Posted by Todd Spangler on January 25, 2012 | Comments (7)

1/27/2012 2:03:27 PM EST
In response to: Can You Turn Pirates Into Purchasers?
Todd Spangler commented:

Interesting item, which goes to this very discussion: Is It OK to Steal ‘Downton Abbey’? www.salon.com/2012/01/27/is_it_ok_to_steal_downton_abbey/


1/26/2012 11:49:47 AM EST
In response to: Can You Turn Pirates Into Purchasers?
Todd Spangler commented:

Peter - But they're explicitly arguing that the availability of legal alternatives will *reduce* piracy (i.e. that people help themselves to illicit content because they have "no other choice"), suggesting that these folks would be honest customers if given the choice. Greenfield says "the best way to attack piracy is to make content easily available at a reasonable price to consumers." What I'm saying is that even with legal options available, piracy continues to flourish (as you pointed out)


1/26/2012 11:03:06 AM EST
In response to: Can You Turn Pirates Into Purchasers?
Peter Litman commented:

Todd: The issue of piracy for content providers is not entirely, or even mostly, about turning pirates into purchasers. The issue is maintaining or building legitimate revenue streams in the face of piracy that is not simply going to go away, irrespective of the enforcement or security efforts that are directed toward it. The issue is not whether availability on iTunes cut music piracy, but whether the music industry would have been better off to stick to its prior strategies (selling CDs, selling only whole albums, selling copy-protected digital files, suing individuals). iTunes created a legal revenue stream.

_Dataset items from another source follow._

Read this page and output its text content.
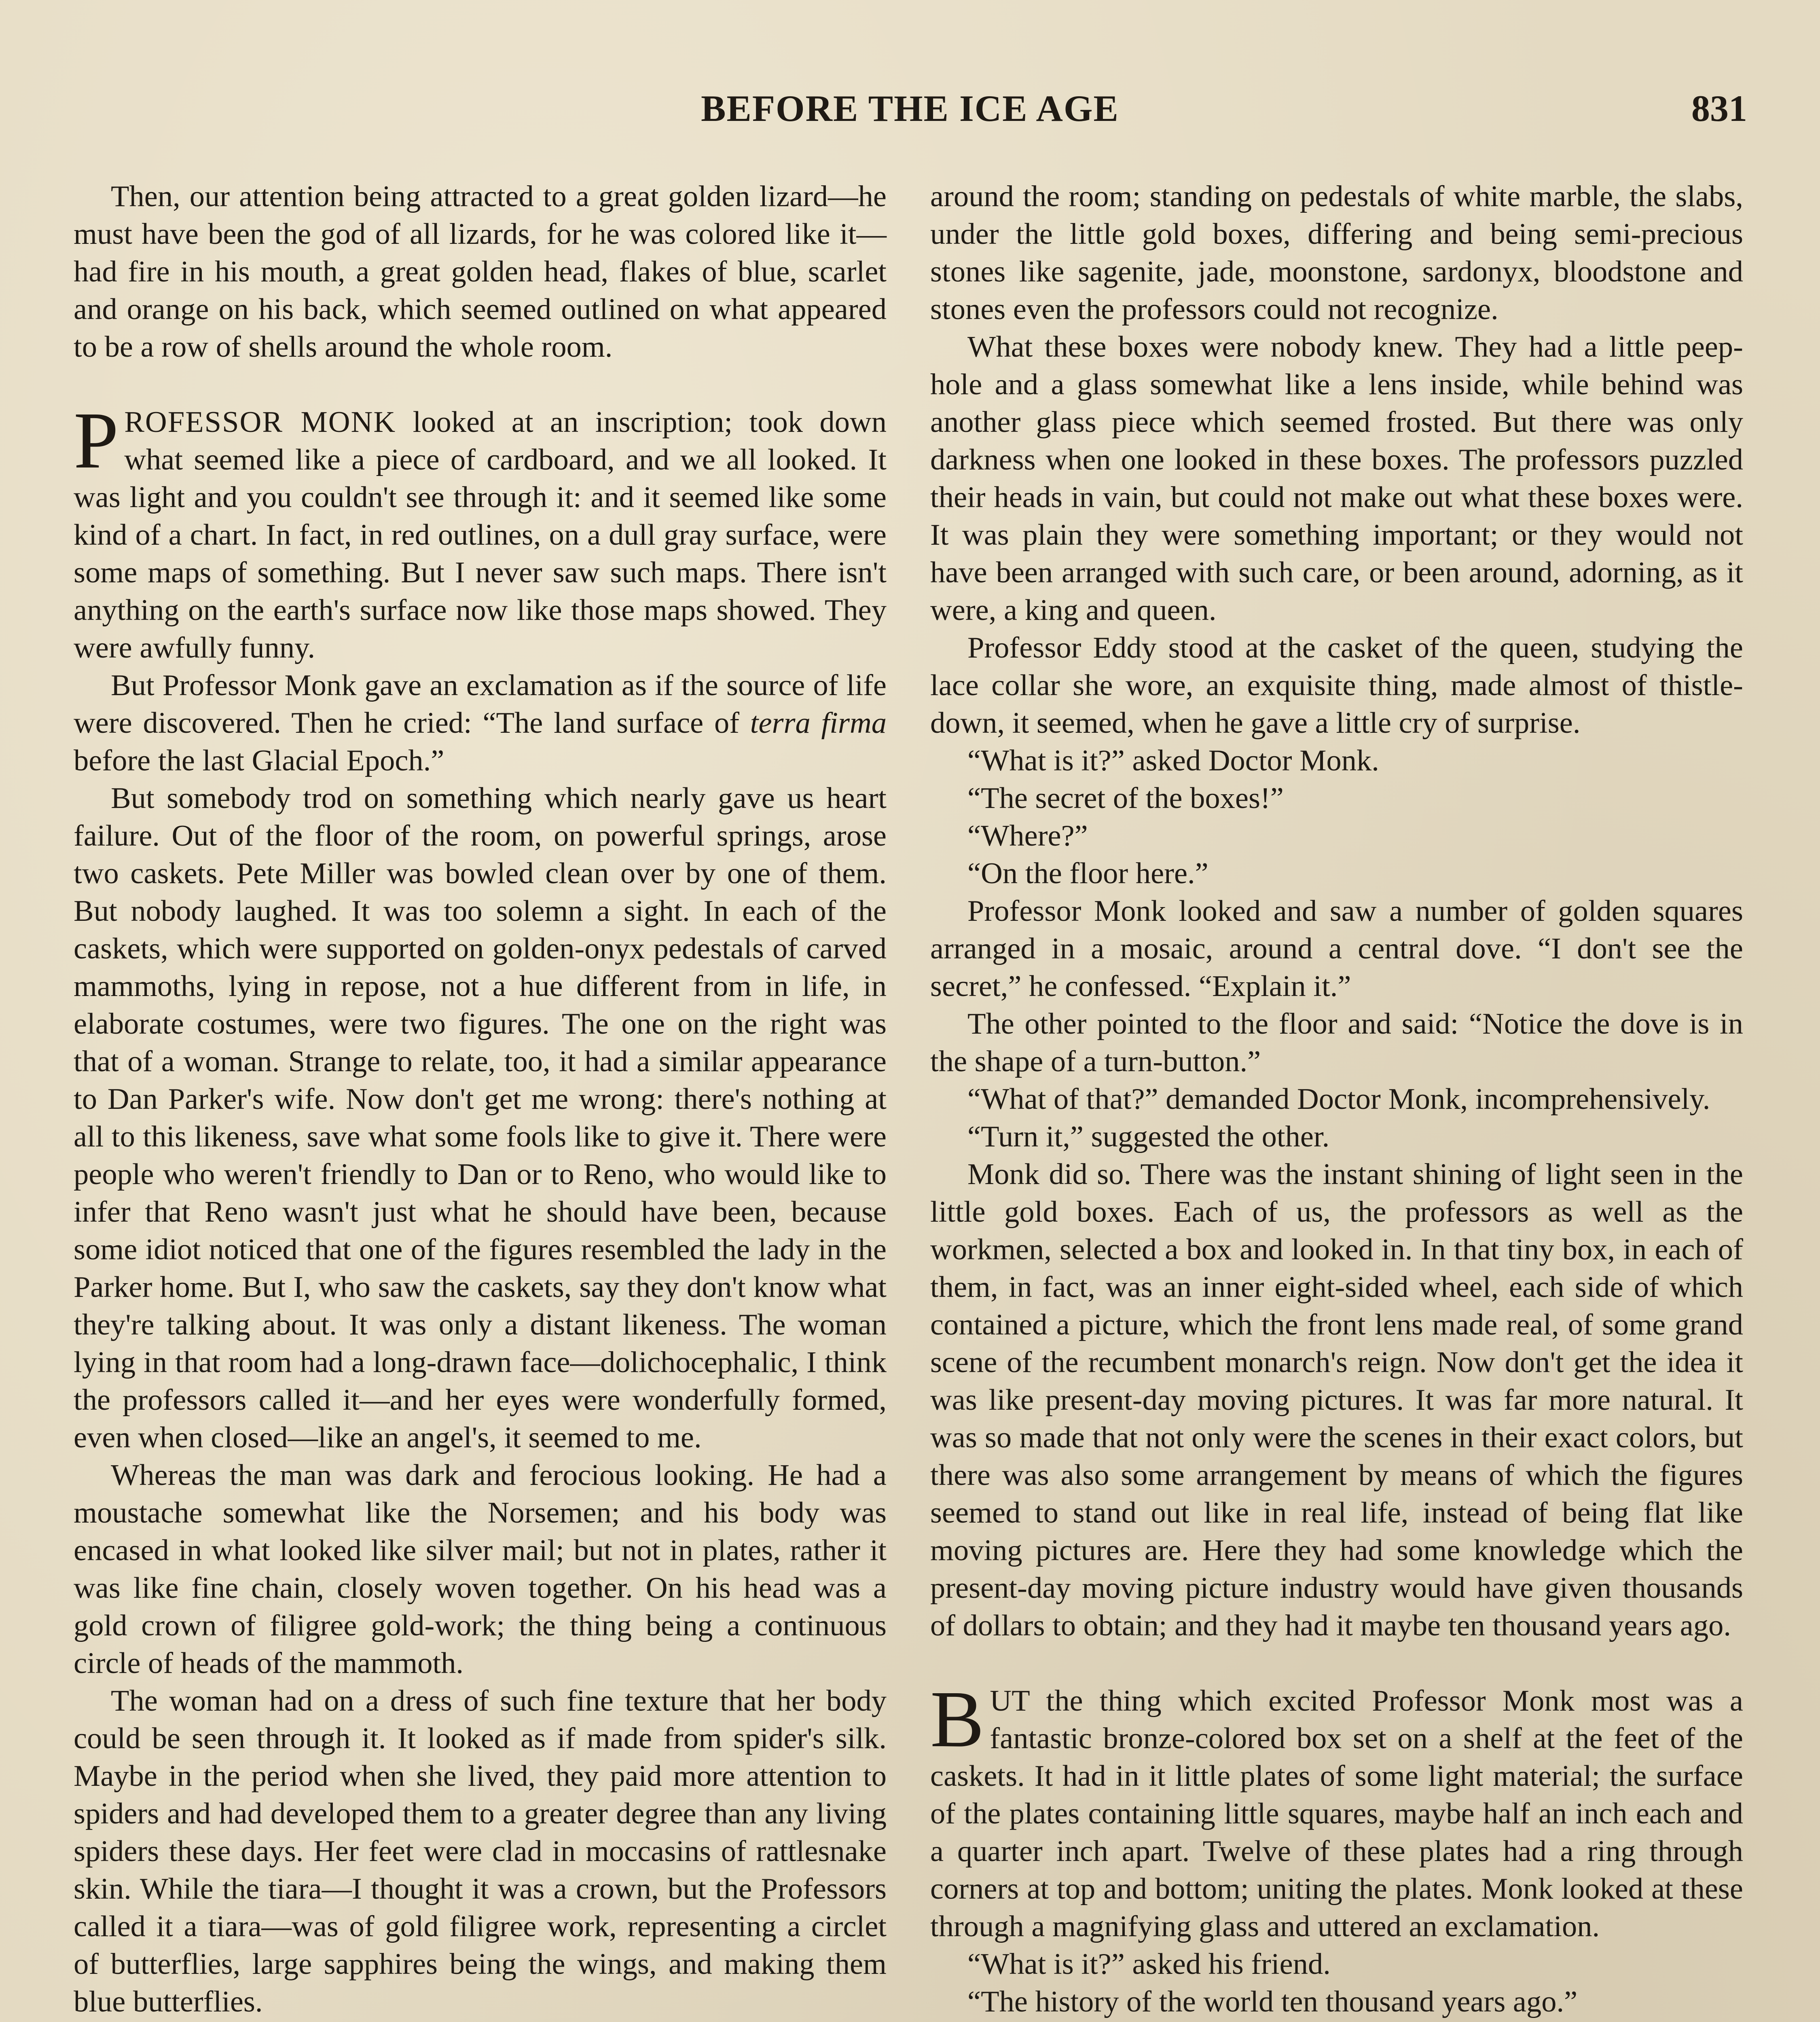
BEFORE THE ICE AGE	831

Then, our attention being attracted to a great golden lizard—he must have been the god of all lizards, for he was colored like it—had fire in his mouth, a great golden head, flakes of blue, scarlet and orange on his back, which seemed outlined on what appeared to be a row of shells around the whole room.

PROFESSOR MONK looked at an inscription; took down what seemed like a piece of cardboard, and we all looked. It was light and you couldn't see through it: and it seemed like some kind of a chart. In fact, in red outlines, on a dull gray surface, were some maps of something. But I never saw such maps. There isn't anything on the earth's surface now like those maps showed. They were awfully funny.

But Professor Monk gave an exclamation as if the source of life were discovered. Then he cried: “The land surface of terra firma before the last Glacial Epoch.”

But somebody trod on something which nearly gave us heart failure. Out of the floor of the room, on powerful springs, arose two caskets. Pete Miller was bowled clean over by one of them. But nobody laughed. It was too solemn a sight. In each of the caskets, which were supported on golden-onyx pedestals of carved mammoths, lying in repose, not a hue different from in life, in elaborate costumes, were two figures. The one on the right was that of a woman. Strange to relate, too, it had a similar appearance to Dan Parker's wife. Now don't get me wrong: there's nothing at all to this likeness, save what some fools like to give it. There were people who weren't friendly to Dan or to Reno, who would like to infer that Reno wasn't just what he should have been, because some idiot noticed that one of the figures resembled the lady in the Parker home. But I, who saw the caskets, say they don't know what they're talking about. It was only a distant likeness. The woman lying in that room had a long-drawn face—dolichocephalic, I think the professors called it—and her eyes were wonderfully formed, even when closed—like an angel's, it seemed to me.

Whereas the man was dark and ferocious looking. He had a moustache somewhat like the Norsemen; and his body was encased in what looked like silver mail; but not in plates, rather it was like fine chain, closely woven together. On his head was a gold crown of filigree gold-work; the thing being a continuous circle of heads of the mammoth.

The woman had on a dress of such fine texture that her body could be seen through it. It looked as if made from spider's silk. Maybe in the period when she lived, they paid more attention to spiders and had developed them to a greater degree than any living spiders these days. Her feet were clad in moccasins of rattlesnake skin. While the tiara—I thought it was a crown, but the Professors called it a tiara—was of gold filigree work, representing a circlet of butterflies, large sapphires being the wings, and making them blue butterflies.

around the room; standing on pedestals of white marble, the slabs, under the little gold boxes, differing and being semi-precious stones like sagenite, jade, moonstone, sardonyx, bloodstone and stones even the professors could not recognize.

What these boxes were nobody knew. They had a little peep-hole and a glass somewhat like a lens inside, while behind was another glass piece which seemed frosted. But there was only darkness when one looked in these boxes. The professors puzzled their heads in vain, but could not make out what these boxes were. It was plain they were something important; or they would not have been arranged with such care, or been around, adorning, as it were, a king and queen.

Professor Eddy stood at the casket of the queen, studying the lace collar she wore, an exquisite thing, made almost of thistle-down, it seemed, when he gave a little cry of surprise.

“What is it?” asked Doctor Monk.

“The secret of the boxes!”

“Where?”

“On the floor here.”

Professor Monk looked and saw a number of golden squares arranged in a mosaic, around a central dove. “I don't see the secret,” he confessed. “Explain it.”

The other pointed to the floor and said: “Notice the dove is in the shape of a turn-button.”

“What of that?” demanded Doctor Monk, incomprehensively.

“Turn it,” suggested the other.

Monk did so. There was the instant shining of light seen in the little gold boxes. Each of us, the professors as well as the workmen, selected a box and looked in. In that tiny box, in each of them, in fact, was an inner eight-sided wheel, each side of which contained a picture, which the front lens made real, of some grand scene of the recumbent monarch's reign. Now don't get the idea it was like present-day moving pictures. It was far more natural. It was so made that not only were the scenes in their exact colors, but there was also some arrangement by means of which the figures seemed to stand out like in real life, instead of being flat like moving pictures are. Here they had some knowledge which the present-day moving picture industry would have given thousands of dollars to obtain; and they had it maybe ten thousand years ago.

BUT the thing which excited Professor Monk most was a fantastic bronze-colored box set on a shelf at the feet of the caskets. It had in it little plates of some light material; the surface of the plates containing little squares, maybe half an inch each and a quarter inch apart. Twelve of these plates had a ring through corners at top and bottom; uniting the plates. Monk looked at these through a magnifying glass and uttered an exclamation.

“What is it?” asked his friend.

“The history of the world ten thousand years ago.”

The point that Wilson and Greenfield are making is that scarcity creates more opportunities for pirates and that will work to the detriment of growing or maintaining legal revenues.


1/26/2012 9:51:52 AM EST
In response to: Can You Turn Pirates Into Purchasers?
Nick commented:

I am always deeply amused by the gulf between Silicon Valley and Hollywood.
Look, this is really simple: the digital economy has no inherent tolerance for making information scarce. A number of entertainment industry mechanisms--like windowing--don't create value in the product, but extract more consumer surplus by reducing supply. The Internet fixes this economic inefficiency. This is great for customers (or pirates, as we call the people who use illegal means to capture this increased consumer surplus). This is harmful to content creators.
People I know pirate without reservation when there is no paid alternative that satisfies what they want to do (for instance, watching a first-run movie in their homes). They have time, bandwidth, and have invested in skills necessary to pirate movies. So they're paying for it in inconvenience. You can pass laws like SOPA and PIPA to try to raise this inconvenience cost, but it doesn't follow logically that this will drive demand for windowed content, it will just (temporarily) diminish piracy.
There is a fair price and bundle at every window, as long as you give people the opportunity to watch it how and when they want to. Some people will buy at a high price, some will fall off because it's not worth the price, and some people will pirate no matter what. But piracy would be a second-order effect if this more closely resembled an efficient market, and it doesn't.


1/26/2012 9:03:04 AM EST
In response to: Can You Turn Pirates Into Purchasers?
Old Newspaper Man commented:

Todd, there you go again. Here's a simple example: Reckless driving is not drunk driving. They're both wrong, they're both crimes, they have some things in common, but they're not the same, and they shouldn't be treated the same.
Piracy is not the same as theft. Both are wrong. Both are crimes. Yet they are not the same and shouldn't be treated the same. Eliminating the hyperbole is the first step toward a rational solution to a real problem.
About the annoyance thing, I was making the point that economically, the marginal cost to the original producer of a pirated item is small, given your argument that most pirates won't ever pay for that item. (This was more obvious when my paragraph breaks were intact.) However, piracy is darned annoying to a lot of creators, so that explains why they might react disproportionately compared to the economic benefit of their actions.


1/26/2012 6:07:26 AM EST
In response to: Can You Turn Pirates Into Purchasers?
Todd Spangler commented:

Piracy is “not stealing” and just an “annoyance”? I disagree. Taking something without paying for it is theft. The fact that you (and many others) don’t believe illegal downloading/streaming is a crime is precisely why content owners need sticks (enforcement) along with carrots. If a crime is the result of means, motive and opportunity, you want to reduce the means and opportunity for people to steal digital goods. And hope that “education” and legit services cut down motive.


1/25/2012 7:03:04 PM EST
In response to: Can You Turn Pirates Into Purchasers?
Old Newspaper Man commented:

Todd, your opening analogy stinks. If someone steals my bike, I don't have it any more. If someone makes a copy of my bike, it's still there. Piracy is bad, but it's not stealing.
But I agree with you that most pirates won't be converted into paying customers. You could also explore the flip side of that argument: Preventing piracy won't translate into profit. Sure, when you've worked hard to create something great, it's really annoying to see someone make copies of it without paying for it. But that's all it is - an annoyance. Extraordinary efforts at fighting piracy won't help the bottom line. Taken to extreme, they poison the producers' image by making them look like vindictive jerks instead of rational defenders of their work.
Slapping pirates might feel good, but it won't make much difference financially. The way to keep customers on the straight and narrow is to educate them and provide them with convenient, legal ways to get what they want. That's working great for Apple.